A varicocele is a cluster of dilated veins located next to the testicle, which feels like a bag of worms. Varicoceles are quite common (15-20% of adult males) and occur mainly on the left side. They often first become apparent during puberty, but can occur earlier. Varicoceles are sometimes associated with decreased or impaired fertility (ability to have children). This is poorly understood because many males with varicoceles have no problems with fertility.
What are the symptoms?
Most children will not complain of any symptoms. One might not even be aware that they have a varicocele. However, if there are symptoms, they tend to occur, after heavy exercise, or after standing or sitting for a long period of time.
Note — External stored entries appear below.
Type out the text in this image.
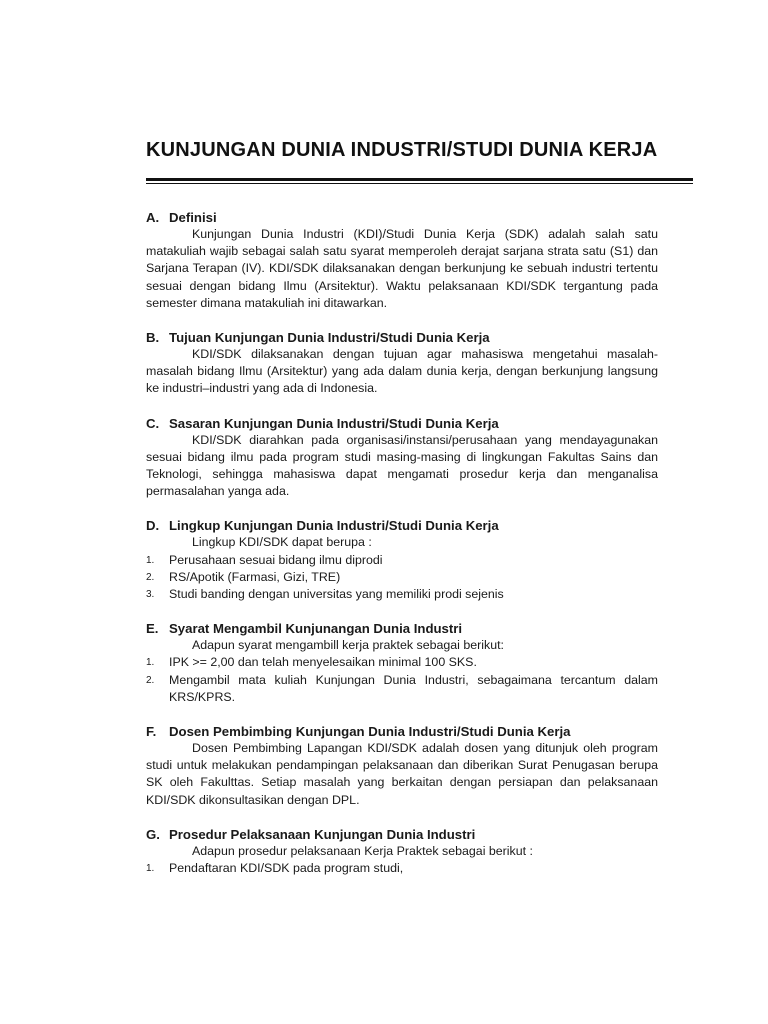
KUNJUNGAN DUNIA INDUSTRI/STUDI DUNIA KERJA
A. Definisi

Kunjungan Dunia Industri (KDI)/Studi Dunia Kerja (SDK) adalah salah satu matakuliah wajib sebagai salah satu syarat memperoleh derajat sarjana strata satu (S1) dan Sarjana Terapan (IV). KDI/SDK dilaksanakan dengan berkunjung ke sebuah industri tertentu sesuai dengan bidang Ilmu (Arsitektur). Waktu pelaksanaan KDI/SDK tergantung pada semester dimana matakuliah ini ditawarkan.

B. Tujuan Kunjungan Dunia Industri/Studi Dunia Kerja

KDI/SDK dilaksanakan dengan tujuan agar mahasiswa mengetahui masalah-masalah bidang Ilmu (Arsitektur) yang ada dalam dunia kerja, dengan berkunjung langsung ke industri–industri yang ada di Indonesia.

C. Sasaran Kunjungan Dunia Industri/Studi Dunia Kerja

KDI/SDK diarahkan pada organisasi/instansi/perusahaan yang mendayagunakan sesuai bidang ilmu pada program studi masing-masing di lingkungan Fakultas Sains dan Teknologi, sehingga mahasiswa dapat mengamati prosedur kerja dan menganalisa permasalahan yanga ada.

D. Lingkup Kunjungan Dunia Industri/Studi Dunia Kerja

Lingkup KDI/SDK dapat berupa :

1.	Perusahaan sesuai bidang ilmu diprodi
2.	RS/Apotik (Farmasi, Gizi, TRE)
3.	Studi banding dengan universitas yang memiliki prodi sejenis
E. Syarat Mengambil Kunjunangan Dunia Industri

Adapun syarat mengambill kerja praktek sebagai berikut:

1.	IPK >= 2,00 dan telah menyelesaikan minimal 100 SKS.
2.	Mengambil mata kuliah Kunjungan Dunia Industri, sebagaimana tercantum dalam KRS/KPRS.
F. Dosen Pembimbing Kunjungan Dunia Industri/Studi Dunia Kerja

Dosen Pembimbing Lapangan KDI/SDK adalah dosen yang ditunjuk oleh program studi untuk melakukan pendampingan pelaksanaan dan diberikan Surat Penugasan berupa SK oleh Fakulttas. Setiap masalah yang berkaitan dengan persiapan dan pelaksanaan KDI/SDK dikonsultasikan dengan DPL.

G. Prosedur Pelaksanaan Kunjungan Dunia Industri

Adapun prosedur pelaksanaan Kerja Praktek sebagai berikut :

1.	Pendaftaran KDI/SDK pada program studi,
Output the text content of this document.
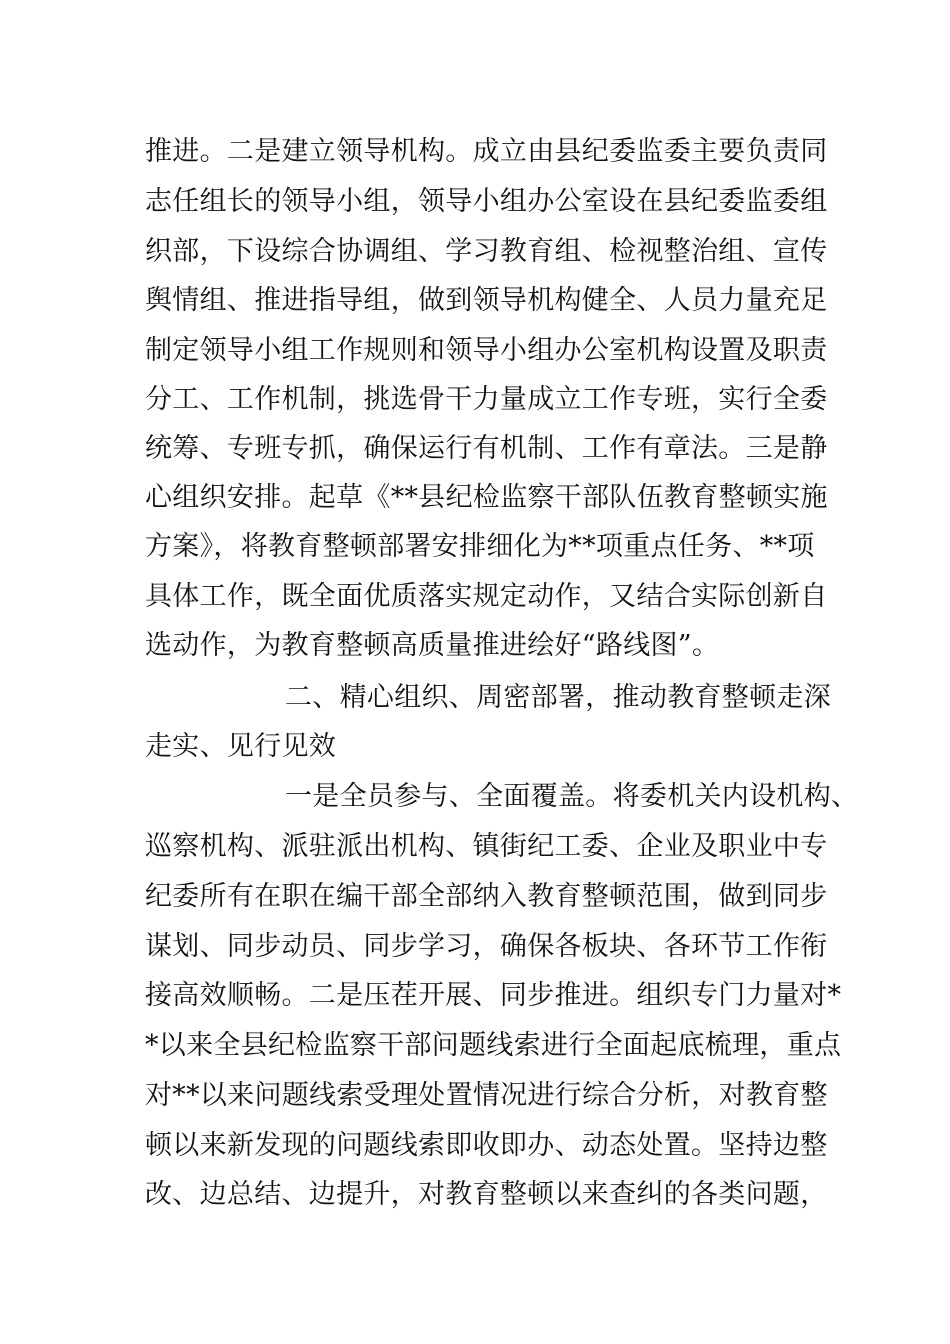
推进。二是建立领导机构。成立由县纪委监委主要负责同
志任组长的领导小组，领导小组办公室设在县纪委监委组
织部，下设综合协调组、学习教育组、检视整治组、宣传
舆情组、推进指导组，做到领导机构健全、人员力量充足
制定领导小组工作规则和领导小组办公室机构设置及职责
分工、工作机制，挑选骨干力量成立工作专班，实行全委
统筹、专班专抓，确保运行有机制、工作有章法。三是静
心组织安排。起草《**县纪检监察干部队伍教育整顿实施
方案》，将教育整顿部署安排细化为**项重点任务、**项
具体工作，既全面优质落实规定动作，又结合实际创新自
选动作，为教育整顿高质量推进绘好“路线图”。
二、精心组织、周密部署，推动教育整顿走深
走实、见行见效
一是全员参与、全面覆盖。将委机关内设机构、
巡察机构、派驻派出机构、镇街纪工委、企业及职业中专
纪委所有在职在编干部全部纳入教育整顿范围，做到同步
谋划、同步动员、同步学习，确保各板块、各环节工作衔
接高效顺畅。二是压茬开展、同步推进。组织专门力量对*
*以来全县纪检监察干部问题线索进行全面起底梳理，重点
对**以来问题线索受理处置情况进行综合分析，对教育整
顿以来新发现的问题线索即收即办、动态处置。坚持边整
改、边总结、边提升，对教育整顿以来查纠的各类问题，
Signs may include:
- Dull ache in the testicles
- Feeling of heaviness or dragging in the scrotum
Physical findings may include:
- Dilated veins in the scrotum that can be felt (described as bag of worms)
- Testicle is smaller on the side where the dilated veins are
How is a varicocele diagnosed?
A varicocele is most often detected through physical exam or by the patient himself. There is rarely pain associated with this, so an abnormal mass next to the testicle is the most common finding.
Once the varicocele is found, a scrotal/testicular ultrasound may be ordered to assess the size of the testicles and the extent of the varicocele. The doctor may also ask for a semen analysis to be performed, in the older child, to help determine if fertility might be impaired.
What is the treatment?
The treatment for varicocele varies depending on the patient and the symptoms. If the child is not having any symptoms, the testicles may be evaluated on a yearly basis to ensure adequate growth of the testicles. If growth is adequate, observation would continue and surgery be unnecessary.
If your child is experiencing pain, the testicle is not growing adequately, or if the semen analysis is abnormal, surgical repair of the varicocele may be warranted. The procedure to correct this is called a varicocelectomy. The procedure is performed in the operating room, while the child is asleep under general anesthesia. The procedure may be performed laparoscopically or via a small incision is made in the groin and the vessels that are causing the problem are tied off.